“Perché scrivere un libro, quando la vita di una persona è già un romanzo?”. Quesito tutt’altro che irrilevante. Se lo poneva tra gli altri Marguerite Yourcenaur (pseudonimo di Marguerite Cleenewerck de Crayencour (Bruxelles, 8 giugno 1903 – Mount Desert, Maine, USA, 17 dicembre 1987), grandissima scrittrice e accademica di Francia.
E di vite romanzate anche a Tursi se ne troverebbero molte, se soltanto volessimo approfondire le vicende umane di tanti tursitani meritevoli, ma tuttora sconosciuti ai più, le storie dei quali appassionerebbero di certo ancora oggi. In tal senso, anche per i richiami alla stringente e tragica attualità del fenomeno dell’emigrazione, risulta davvero emblematica la storia di un emigrante atipico come quella dell’orafo Vincenzo Nicola Domenico D’Alessandro (Tursi, 23 marzo 1884-21 dicembre 1962), figlio di Filippo e di Carmela Tucci.
Appena diciottenne, nel 1902, affrontò il viaggio per le Americhe, sbarcò in Brasile e frequentò la scuola d’orafo a San Paolo, diventa bravissimo ai limiti del virtuosismo, salvo poi fare ritorno in patria, dove ritrovò l’amore, visse nel paese natio, si sposò a 41 anni e diventò padre di tre figli (uno dei quali muore bambino), rimase vedovo per quasi tre lustri e morì a 78 anni, per le complicanze di una bronchite.
In questa attività di artigianato prezioso, è il caso di dire, mise in luce il suo straordinario talento, facendosi apprezzare oltreoceano come riferimento assoluto nel caso di lavori particolari. La leggendaria cantante lirica di origini italiane Adelina Patti (Adela Juana María Patti, Madrid, 19 febbraio 1843 – Crayg-y-Nos, 27 settembre 1919), soprano del Teatro dell’Opera della metropoli brasiliana, lo volle quasi come gioielliere personale. Per lei, nata in Spagna e cresciuta negli Stati Uniti da famiglia italiana, poi bisnonna della famosa cantante e attrice Patti LuPone (Northport, New York, 21 aprile 1949), il giovane Vincenzo realizzò e restano famosi almeno i guanti d’oro tempestati di brillantini.

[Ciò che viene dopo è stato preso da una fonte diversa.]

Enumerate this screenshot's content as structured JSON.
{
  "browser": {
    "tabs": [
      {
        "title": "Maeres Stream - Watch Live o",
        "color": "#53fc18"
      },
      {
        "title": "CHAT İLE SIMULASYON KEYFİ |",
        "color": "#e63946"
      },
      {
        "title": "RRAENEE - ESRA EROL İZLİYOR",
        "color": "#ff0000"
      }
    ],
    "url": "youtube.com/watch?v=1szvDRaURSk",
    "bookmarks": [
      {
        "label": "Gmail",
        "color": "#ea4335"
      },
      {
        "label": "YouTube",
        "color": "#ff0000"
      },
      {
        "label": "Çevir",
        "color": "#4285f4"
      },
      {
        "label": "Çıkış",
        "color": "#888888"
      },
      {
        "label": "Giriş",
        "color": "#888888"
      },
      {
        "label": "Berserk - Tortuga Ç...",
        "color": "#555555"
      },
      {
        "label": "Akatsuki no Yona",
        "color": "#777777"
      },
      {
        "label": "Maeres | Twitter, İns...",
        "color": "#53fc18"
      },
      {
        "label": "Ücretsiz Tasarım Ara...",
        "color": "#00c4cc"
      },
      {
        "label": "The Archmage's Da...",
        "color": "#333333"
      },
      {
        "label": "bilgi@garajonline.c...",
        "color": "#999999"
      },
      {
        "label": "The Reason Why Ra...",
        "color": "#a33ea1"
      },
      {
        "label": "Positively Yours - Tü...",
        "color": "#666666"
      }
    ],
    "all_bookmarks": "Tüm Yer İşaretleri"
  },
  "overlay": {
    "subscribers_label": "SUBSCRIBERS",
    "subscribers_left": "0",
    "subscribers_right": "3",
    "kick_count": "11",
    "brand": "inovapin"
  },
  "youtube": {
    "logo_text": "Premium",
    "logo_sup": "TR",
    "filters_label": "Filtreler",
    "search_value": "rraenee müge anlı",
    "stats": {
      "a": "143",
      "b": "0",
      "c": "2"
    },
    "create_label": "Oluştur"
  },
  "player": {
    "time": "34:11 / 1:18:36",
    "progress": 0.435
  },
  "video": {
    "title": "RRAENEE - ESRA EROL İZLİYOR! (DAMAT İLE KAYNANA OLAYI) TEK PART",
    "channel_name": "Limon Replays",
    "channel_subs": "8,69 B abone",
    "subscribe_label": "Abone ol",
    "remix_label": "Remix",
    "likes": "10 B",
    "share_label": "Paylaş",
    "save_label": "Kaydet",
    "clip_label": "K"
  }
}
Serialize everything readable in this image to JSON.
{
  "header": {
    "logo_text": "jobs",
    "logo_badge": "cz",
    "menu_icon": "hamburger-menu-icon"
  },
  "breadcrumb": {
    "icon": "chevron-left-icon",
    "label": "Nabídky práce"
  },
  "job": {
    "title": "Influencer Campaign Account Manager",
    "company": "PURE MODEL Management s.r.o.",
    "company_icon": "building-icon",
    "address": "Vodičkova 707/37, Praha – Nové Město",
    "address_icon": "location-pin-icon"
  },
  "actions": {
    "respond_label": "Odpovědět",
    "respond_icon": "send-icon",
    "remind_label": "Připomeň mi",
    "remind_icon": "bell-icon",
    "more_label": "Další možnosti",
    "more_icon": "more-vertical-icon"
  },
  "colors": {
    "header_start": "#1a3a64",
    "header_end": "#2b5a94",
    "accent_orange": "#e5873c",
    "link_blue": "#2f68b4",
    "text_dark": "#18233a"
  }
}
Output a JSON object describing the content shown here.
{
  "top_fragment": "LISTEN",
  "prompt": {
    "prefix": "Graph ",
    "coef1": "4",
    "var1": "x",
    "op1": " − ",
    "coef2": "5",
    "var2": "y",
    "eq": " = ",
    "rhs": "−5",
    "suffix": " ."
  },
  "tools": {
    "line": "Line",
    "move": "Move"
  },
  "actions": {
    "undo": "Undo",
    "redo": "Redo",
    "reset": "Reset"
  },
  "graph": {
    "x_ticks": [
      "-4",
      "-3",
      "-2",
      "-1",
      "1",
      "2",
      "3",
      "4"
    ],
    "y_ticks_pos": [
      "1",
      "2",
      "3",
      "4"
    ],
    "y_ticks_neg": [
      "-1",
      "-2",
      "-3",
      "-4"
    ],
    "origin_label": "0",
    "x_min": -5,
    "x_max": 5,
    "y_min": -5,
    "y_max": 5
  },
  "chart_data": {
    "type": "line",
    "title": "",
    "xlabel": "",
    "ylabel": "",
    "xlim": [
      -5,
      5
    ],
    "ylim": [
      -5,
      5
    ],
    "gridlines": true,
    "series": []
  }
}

Ritornato in Italia dopo il primo conflitto mondiale, il 23 agosto 1925 sposò Rosa Reale (Resina/dal 1969 Ercolano, NA, 20 marzo 1904 – 23 agosto 1948), prima figlia del geometra Domenico Reale, che viveva a Lauria (PZ) con la famiglia (altre figlie erano Luigina, Celeste e Pasquale) . Dal matrimonio sono nati tre figli, Maria Carmela (Tursi, 30 ottobre 1927 – Potenza, 7 dicembre 1999), Maddalena (Tursi, 1930) e Filippo Domenico (Tursi, 7 aprile 1932 – 18 febbraio 1936), deceduto infante per i postumi di un mal di gola.
Di temperamento aperto, gioviale e ottimista, “Don Vincenzo” era un padre affettuoso e premuroso, stimato dai compaesani, amava cantare a voce alta le arie tratte dalle opere che conosceva, ed erano tante. Inoltre, coltivava il disegno in bianco e nero (con matite e/o carboncino), lasciandoci numerosi quadri, molti dei quali sono immaginifici e realistici ritratti, quasi tutti custoditi dal nipote Antonello De Santis, noto ingegnere e imprenditore turistico, tra gli estimatori assoluti del nonno artista. Ma su tutto risalta la geniale produzione di oggetti preziosi, rari e costosi, grandi e in miniatura, semplici e complessi, alcuni ancora oggi salvaguardati dagli eredi, che ringraziamo per la disponibilità.
L’attività di oreficeria e gioielleria “D’Alessandro”, situata da sempre nel centro storico, nella casa degli antenati in via Pietro Giannone, nel rione San Filippo, è proseguita poi grazie all’impegno e alle capacità della figlia Donna Lena, signora di straordinarie doti e rara sensibilità multiformi, fino al pensionamento di costei negli anni Duemila.
Con la scomparsa di Vincenzo D’Alessandro, in pieno boom economico, si è persa definitivamente la magnifica tradizione orafa tursitana (che comprende anche la famiglia di don Emilio Palazzo, trasferitasi a Policoro da mezzo secolo circa) e con essa tutto un mondo rurale, fatto anche di magia, sacrifici, passioni e sogni irripetibili, quando si capiva il valore dei “pezzi unici”, oggi trasmigrato nei prodotti d’élite e depotenziato negli oggetti di serie, che caratterizzano la società globalizzata di massa. Si diceva e ancora si ricorda: “ma scherzi, è oro di Donna Lena”.